In Chicago, Lord rejoined his old Bates backfield mate, Charles Walter Messenger. After pulling his vanishing act at Bates in 1905, Messenger had reappeared with Chicago in 1909, and by then was known as “Bobby.” The Chicago Tribune, discovering that the two were “old college chums [who] played together on the football team,” noted that “each says the other was a star player.”
And how fast were Lord and Messenger? In 1911, the latter would win a 100-yard dash, in 11 seconds, against the fastest American League players during a field-day event at White Sox Park.
The former, during an exhibition game in 1910 that included skill contests, was timed from home to first in 3.4 seconds — nearly a second faster than today’s major leaguers. A 1909 Boston Globe story refers to Lord’s speed when describing his dash “nearly to the home plate” to catch a foul popup in 1909.

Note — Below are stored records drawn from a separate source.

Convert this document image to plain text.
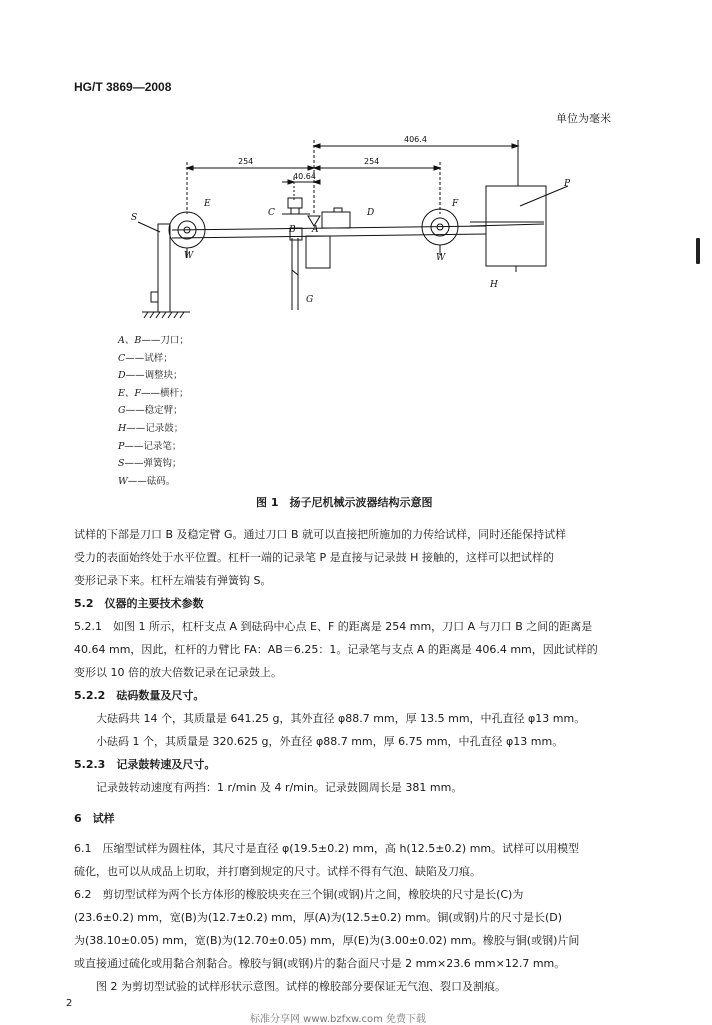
HG/T 3869—2008
单位为毫米
406.4
254	254
40.64
E
C	D
F
P
S
B A
W	W
H
G
A、B——刀口；
C——试样；
D——调整块；
E、F——横杆；
G——稳定臂；
H——记录鼓；
P——记录笔；
S——弹簧钩；
W——砝码。
图 1　扬子尼机械示波器结构示意图
试样的下部是刀口 B 及稳定臂 G。通过刀口 B 就可以直接把所施加的力传给试样，同时还能保持试样
受力的表面始终处于水平位置。杠杆一端的记录笔 P 是直接与记录鼓 H 接触的，这样可以把试样的
变形记录下来。杠杆左端装有弹簧钩 S。
5.2　仪器的主要技术参数
5.2.1　如图 1 所示，杠杆支点 A 到砝码中心点 E、F 的距离是 254 mm，刀口 A 与刀口 B 之间的距离是
40.64 mm，因此，杠杆的力臂比 FA：AB＝6.25：1。记录笔与支点 A 的距离是 406.4 mm，因此试样的
变形以 10 倍的放大倍数记录在记录鼓上。
5.2.2　砝码数量及尺寸。
大砝码共 14 个，其质量是 641.25 g，其外直径 φ88.7 mm，厚 13.5 mm，中孔直径 φ13 mm。
小砝码 1 个，其质量是 320.625 g，外直径 φ88.7 mm，厚 6.75 mm，中孔直径 φ13 mm。
5.2.3　记录鼓转速及尺寸。
记录鼓转动速度有两挡：1 r/min 及 4 r/min。记录鼓圆周长是 381 mm。
6　试样
6.1　压缩型试样为圆柱体，其尺寸是直径 φ(19.5±0.2) mm，高 h(12.5±0.2) mm。试样可以用模型
硫化，也可以从成品上切取，并打磨到规定的尺寸。试样不得有气泡、缺陷及刀痕。
6.2　剪切型试样为两个长方体形的橡胶块夹在三个铜(或钢)片之间，橡胶块的尺寸是长(C)为
(23.6±0.2) mm，宽(B)为(12.7±0.2) mm，厚(A)为(12.5±0.2) mm。铜(或钢)片的尺寸是长(D)
为(38.10±0.05) mm，宽(B)为(12.70±0.05) mm，厚(E)为(3.00±0.02) mm。橡胶与铜(或钢)片间
或直接通过硫化或用黏合剂黏合。橡胶与铜(或钢)片的黏合面尺寸是 2 mm×23.6 mm×12.7 mm。
图 2 为剪切型试验的试样形状示意图。试样的橡胶部分要保证无气泡、裂口及割痕。
2
标准分享网 www.bzfxw.com 免费下载
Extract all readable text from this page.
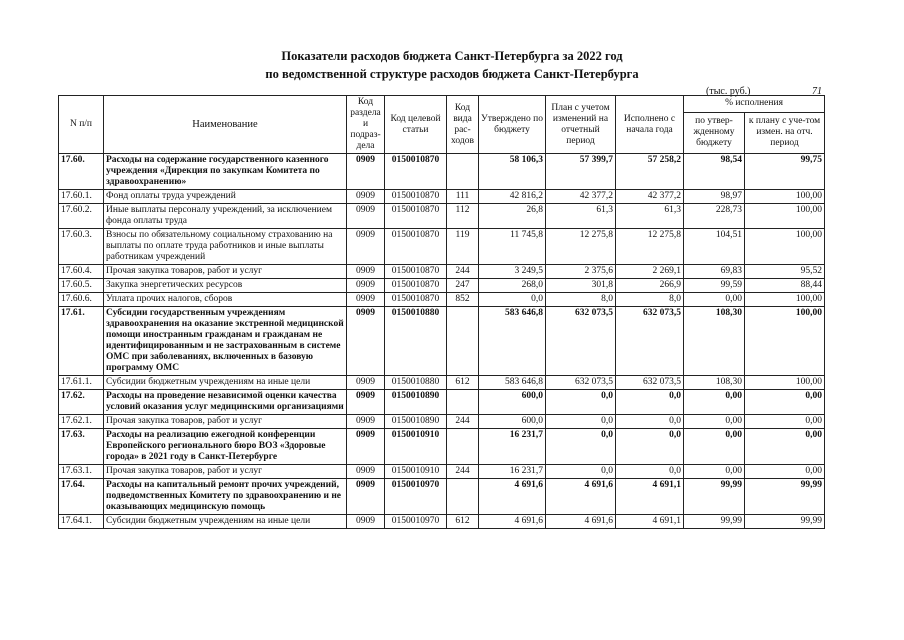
Показатели расходов бюджета Санкт-Петербурга за 2022 год
по ведомственной структуре расходов бюджета Санкт-Петербурга
(тыс. руб.)	71
N п/п	Наименование	Код раздела и подраз-дела	Код целевой статьи	Код вида рас-ходов	Утверждено по бюджету	План с учетом изменений на отчетный период	Исполнено с начала года	% исполнения	
								по утвер-жденному бюджету	к плану с уче-том измен. на отч. период
17.60.	Расходы на содержание государственного казенного учреждения «Дирекция по закупкам Комитета по здравоохранению»	0909	0150010870		58 106,3	57 399,7	57 258,2	98,54	99,75
17.60.1.	Фонд оплаты труда учреждений	0909	0150010870	111	42 816,2	42 377,2	42 377,2	98,97	100,00
17.60.2.	Иные выплаты персоналу учреждений, за исключением фонда оплаты труда	0909	0150010870	112	26,8	61,3	61,3	228,73	100,00
17.60.3.	Взносы по обязательному социальному страхованию на выплаты по оплате труда работников и иные выплаты работникам учреждений	0909	0150010870	119	11 745,8	12 275,8	12 275,8	104,51	100,00
17.60.4.	Прочая закупка товаров, работ и услуг	0909	0150010870	244	3 249,5	2 375,6	2 269,1	69,83	95,52
17.60.5.	Закупка энергетических ресурсов	0909	0150010870	247	268,0	301,8	266,9	99,59	88,44
17.60.6.	Уплата прочих налогов, сборов	0909	0150010870	852	0,0	8,0	8,0	0,00	100,00
17.61.	Субсидии государственным учреждениям здравоохранения на оказание экстренной медицинской помощи иностранным гражданам и гражданам не идентифицированным и не застрахованным в системе ОМС при заболеваниях, включенных в базовую программу ОМС	0909	0150010880		583 646,8	632 073,5	632 073,5	108,30	100,00
17.61.1.	Субсидии бюджетным учреждениям на иные цели	0909	0150010880	612	583 646,8	632 073,5	632 073,5	108,30	100,00
17.62.	Расходы на проведение независимой оценки качества условий оказания услуг медицинскими организациями	0909	0150010890		600,0	0,0	0,0	0,00	0,00
17.62.1.	Прочая закупка товаров, работ и услуг	0909	0150010890	244	600,0	0,0	0,0	0,00	0,00
17.63.	Расходы на реализацию ежегодной конференции Европейского регионального бюро ВОЗ «Здоровые города» в 2021 году в Санкт-Петербурге	0909	0150010910		16 231,7	0,0	0,0	0,00	0,00
17.63.1.	Прочая закупка товаров, работ и услуг	0909	0150010910	244	16 231,7	0,0	0,0	0,00	0,00
17.64.	Расходы на капитальный ремонт прочих учреждений, подведомственных Комитету по здравоохранению и не оказывающих медицинскую помощь	0909	0150010970		4 691,6	4 691,6	4 691,1	99,99	99,99
17.64.1.	Субсидии бюджетным учреждениям на иные цели	0909	0150010970	612	4 691,6	4 691,6	4 691,1	99,99	99,99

In his time with Chicago, Lord also settled a score, homering twice off Walter Johnson, the fireballer who had broken Lord’s finger and precipitated his Boston departure. (Johnson is statistically among the most difficult pitchers to homer off in baseball history.)
But Lord’s headstrong — and perhaps hardheaded, too — way of doing things, seen at Bates and in Boston, surfaced again. In 1914, he clashed with White Sox owner Charles Comiskey over salary and with manager Nixey Callahan over signals. After 21 games, the 32-year-old demanded, and got, his release.
Out of baseball, he had free time. In June, the Student wrote that “Harry Lord of the Chicago White Sox” would appear in the first ever Alumni Parade at Reunion.
Over the next three years, Lord served as player-manager with Buffalo Blues of the “outlaw” Federal League. He also played for Lowell, Mass., in the New England League, for Gardiner, Maine, in a semi-pro league, and for Portland of the Eastern League.
In 1918, Lord intersected with Bates again. With Purinton serving in France during World War I with the YMCA, Lord stepped in as baseball coach. “Harry Lord Arrives!” the Daily Sun declared on April 22. He coached Bates to a 4-4 record in a war-shortened season.
As for C.W. “Bobby” Messenger, he was out of the big leagues by 1914. Ever the mysterious figure, little is known of his life. He died in 1951, age 67, in Bath, Maine.
As for their classmate George French, he actually graduated from Bates. French served as the official Maine state photographer from 1936 to 1955, winning more than 200 awards, including a medal from the Photographic Salon in Tokyo. All his prints and negatives reside today in the Maine State Archives.
French died in 1970, age 87, having said that “I hope to leave a monument to a life devoted to picturing the beautiful side of the great outdoors.”
Out of professional baseball after nine years, Harry Lord finally did settle down, entering the grocery and coal business in Portland. He became a Mason, joined the Rotary Club, coached at South Portland High School, and served on the South Portland school board and in the Maine House of Representatives as a Republican.
In 1948, Lord died at age 66 and was buried in Kezar Falls. Lord’s wife, Hazel, survived him and herself went on to serve three terms in the Maine Legislature. She died in 1974. Also surviving were a son, Harry Jr., and daughter Corrine, Bates Class of 1927.
In 2018, after the death of Lord’s grandson, a team photograph of Lord, Cobb, Johnson, Speaker, and others, taken at an unofficial 1910 all-star game at Shibe Park in Philadelphia, went to auction. The vintage photo sold for $6,063.
In photographs, Lord’s jutting jaw is prominent, a physical signal of a competitive nature that marked his career — regardless of Lord’s team. In his later years, the old White Sox captain expressed a regret born of a competitor, that he wasn’t there to stop his Sox from throwing the infamous 1919 World Series.
“Joe Jackson and Buck Weaver and the others would have listened to me,” Lord said. “I could have stopped it if I’d had to punch the ringleader in the nose.”
Bob Muldoon ’81 lives in Boston. The author of the novel Brass Bonanza Plays Again, he was a guest on the Bates Bobcast in July.